With his hospitality group flourishing, Pond says he didn’t always listen to institutional guidance like location matters and don’t grow for the sake of growing. “My biggest mistake early in my career was not heeding that advice,” he says, referring to the closing of two East Hampton Sandwich locations at Montrose and The Star. “And, I’ll be honest, we made a lot of silly mistakes negotiating leases early on, too. Fortunately for us, they didn’t become problems because our stores were doing well. But in hindsight, some of the deal terms we negotiated in terms of personal guarantees and silly stuff like that, I wish I had back, just because I know that we were taken advantage of.”

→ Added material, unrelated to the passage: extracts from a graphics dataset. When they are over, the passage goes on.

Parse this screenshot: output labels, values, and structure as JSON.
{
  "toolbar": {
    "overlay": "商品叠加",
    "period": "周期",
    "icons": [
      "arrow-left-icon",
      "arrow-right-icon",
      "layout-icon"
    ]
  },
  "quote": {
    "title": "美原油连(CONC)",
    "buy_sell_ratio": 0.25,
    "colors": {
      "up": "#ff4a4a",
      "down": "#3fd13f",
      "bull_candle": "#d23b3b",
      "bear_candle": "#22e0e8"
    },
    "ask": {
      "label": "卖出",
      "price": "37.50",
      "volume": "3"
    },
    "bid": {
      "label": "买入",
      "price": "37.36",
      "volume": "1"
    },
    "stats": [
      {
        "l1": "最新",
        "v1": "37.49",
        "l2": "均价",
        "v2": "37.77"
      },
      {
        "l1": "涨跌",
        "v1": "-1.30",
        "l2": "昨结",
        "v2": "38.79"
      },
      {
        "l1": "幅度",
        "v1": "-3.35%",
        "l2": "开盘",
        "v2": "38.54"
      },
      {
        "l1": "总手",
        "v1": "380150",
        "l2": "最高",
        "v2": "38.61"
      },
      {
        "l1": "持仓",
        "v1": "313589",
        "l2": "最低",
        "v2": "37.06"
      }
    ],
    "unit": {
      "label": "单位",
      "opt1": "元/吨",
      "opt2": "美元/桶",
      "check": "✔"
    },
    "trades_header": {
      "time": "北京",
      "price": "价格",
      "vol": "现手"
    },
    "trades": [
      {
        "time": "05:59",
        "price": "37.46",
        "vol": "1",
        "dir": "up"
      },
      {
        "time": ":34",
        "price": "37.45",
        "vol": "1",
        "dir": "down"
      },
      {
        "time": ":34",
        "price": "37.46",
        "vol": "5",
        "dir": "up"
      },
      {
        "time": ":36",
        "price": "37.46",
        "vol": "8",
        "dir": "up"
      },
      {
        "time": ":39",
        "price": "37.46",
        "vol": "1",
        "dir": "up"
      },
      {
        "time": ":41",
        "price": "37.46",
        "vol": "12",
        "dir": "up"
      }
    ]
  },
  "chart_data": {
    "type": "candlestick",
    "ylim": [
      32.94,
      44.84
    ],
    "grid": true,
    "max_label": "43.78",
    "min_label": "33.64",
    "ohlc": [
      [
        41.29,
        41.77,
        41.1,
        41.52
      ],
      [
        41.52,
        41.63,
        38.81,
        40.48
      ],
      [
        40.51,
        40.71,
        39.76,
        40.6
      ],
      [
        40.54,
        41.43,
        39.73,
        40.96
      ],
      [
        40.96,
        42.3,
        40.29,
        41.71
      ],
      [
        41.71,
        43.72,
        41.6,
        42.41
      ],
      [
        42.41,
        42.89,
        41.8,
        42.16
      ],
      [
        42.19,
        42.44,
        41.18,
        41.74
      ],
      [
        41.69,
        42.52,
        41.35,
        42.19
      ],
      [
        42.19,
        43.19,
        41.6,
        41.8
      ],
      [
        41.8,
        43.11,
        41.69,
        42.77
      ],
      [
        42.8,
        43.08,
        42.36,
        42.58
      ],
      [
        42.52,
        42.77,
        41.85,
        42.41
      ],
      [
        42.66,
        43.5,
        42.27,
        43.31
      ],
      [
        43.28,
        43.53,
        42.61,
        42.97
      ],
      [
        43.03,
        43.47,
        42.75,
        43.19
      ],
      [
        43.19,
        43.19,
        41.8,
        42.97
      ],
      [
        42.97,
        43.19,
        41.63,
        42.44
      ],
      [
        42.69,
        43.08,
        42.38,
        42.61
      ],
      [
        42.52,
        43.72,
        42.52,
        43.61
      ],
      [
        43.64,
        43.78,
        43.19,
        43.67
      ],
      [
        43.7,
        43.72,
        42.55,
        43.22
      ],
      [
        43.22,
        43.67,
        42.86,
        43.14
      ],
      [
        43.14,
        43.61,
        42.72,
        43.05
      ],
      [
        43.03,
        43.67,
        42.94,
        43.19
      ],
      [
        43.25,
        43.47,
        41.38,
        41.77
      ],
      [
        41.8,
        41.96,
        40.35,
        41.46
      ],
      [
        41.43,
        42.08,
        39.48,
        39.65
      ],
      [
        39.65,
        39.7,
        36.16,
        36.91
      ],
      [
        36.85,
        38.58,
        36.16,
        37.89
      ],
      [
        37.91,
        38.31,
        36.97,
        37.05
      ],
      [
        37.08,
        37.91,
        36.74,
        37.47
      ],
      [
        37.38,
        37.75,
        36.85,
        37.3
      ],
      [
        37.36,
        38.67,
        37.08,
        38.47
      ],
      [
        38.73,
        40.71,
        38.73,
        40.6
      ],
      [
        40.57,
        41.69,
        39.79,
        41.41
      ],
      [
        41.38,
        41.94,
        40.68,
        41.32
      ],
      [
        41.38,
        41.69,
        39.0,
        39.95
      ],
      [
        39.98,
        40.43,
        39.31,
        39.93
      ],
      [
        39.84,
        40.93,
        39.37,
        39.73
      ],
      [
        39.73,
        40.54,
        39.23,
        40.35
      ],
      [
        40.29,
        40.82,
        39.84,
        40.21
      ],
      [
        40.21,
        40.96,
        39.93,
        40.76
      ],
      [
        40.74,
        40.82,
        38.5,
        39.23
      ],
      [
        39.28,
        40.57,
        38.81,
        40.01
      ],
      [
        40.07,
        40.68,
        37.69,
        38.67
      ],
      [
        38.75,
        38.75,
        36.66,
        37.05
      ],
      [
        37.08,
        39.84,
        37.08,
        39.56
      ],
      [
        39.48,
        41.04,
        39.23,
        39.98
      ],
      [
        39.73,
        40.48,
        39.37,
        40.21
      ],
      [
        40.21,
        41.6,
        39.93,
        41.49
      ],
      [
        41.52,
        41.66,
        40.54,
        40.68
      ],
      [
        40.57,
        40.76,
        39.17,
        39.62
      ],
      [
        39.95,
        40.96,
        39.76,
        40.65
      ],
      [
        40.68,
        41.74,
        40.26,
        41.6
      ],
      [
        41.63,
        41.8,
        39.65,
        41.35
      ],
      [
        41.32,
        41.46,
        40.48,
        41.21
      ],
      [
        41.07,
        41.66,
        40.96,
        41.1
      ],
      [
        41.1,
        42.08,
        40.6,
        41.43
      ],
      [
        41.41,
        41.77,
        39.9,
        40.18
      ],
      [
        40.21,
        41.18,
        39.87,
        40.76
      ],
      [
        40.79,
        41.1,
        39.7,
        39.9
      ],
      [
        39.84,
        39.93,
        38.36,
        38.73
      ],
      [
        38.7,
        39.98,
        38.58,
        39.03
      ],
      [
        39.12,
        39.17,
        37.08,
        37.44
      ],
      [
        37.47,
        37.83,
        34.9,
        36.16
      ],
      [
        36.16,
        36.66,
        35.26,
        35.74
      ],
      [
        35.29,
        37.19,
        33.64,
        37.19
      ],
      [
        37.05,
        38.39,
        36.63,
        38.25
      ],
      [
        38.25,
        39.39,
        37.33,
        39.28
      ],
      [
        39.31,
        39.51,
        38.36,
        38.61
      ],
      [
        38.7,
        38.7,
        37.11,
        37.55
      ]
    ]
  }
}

When it comes to the next project, Pond says he always looks to first determine if an idea will resonate in Dallas. After a trip to Los Angeles, where he fell in love with the vibe of old-school steak lounges, he knew the concept would interest his friends and the Bluffview neighborhood where he parked Drake’s. It is nothing like the already thriving classics, he says. “There are Nick & Sam’s, Al Biernat’s, and Bob’s—the iconic steakhouses I love and respect and have grown up with—I don’t want to compete with them. But [Drake’s] is not what they do. … The focus isn’t about 96-day dry-aged wagyu from Australia, corn-fed and massaged-by-monks steak. It’s just a damn good steak that’s USDA prime. And we’re not overcharging anyone. It’s really a party. And that’s what I wanted, especially living in the area.”

The same can be said for Lucky’s, his Nashville hot chicken concept that will open this spring on Gaston Avenue in the heart of Old East Dallas. This will also be Vandelay’s first time to purchase the land beneath the building—an idea Pond says will allow the company to pivot should the restaurant fail. “Even if the hot chicken is only a fad—it turns out to be the next poke—at least we own the real estate, and we can make a move,” he says. “The other players who will be leasing their spaces, they’re not going to have the same opportunities.”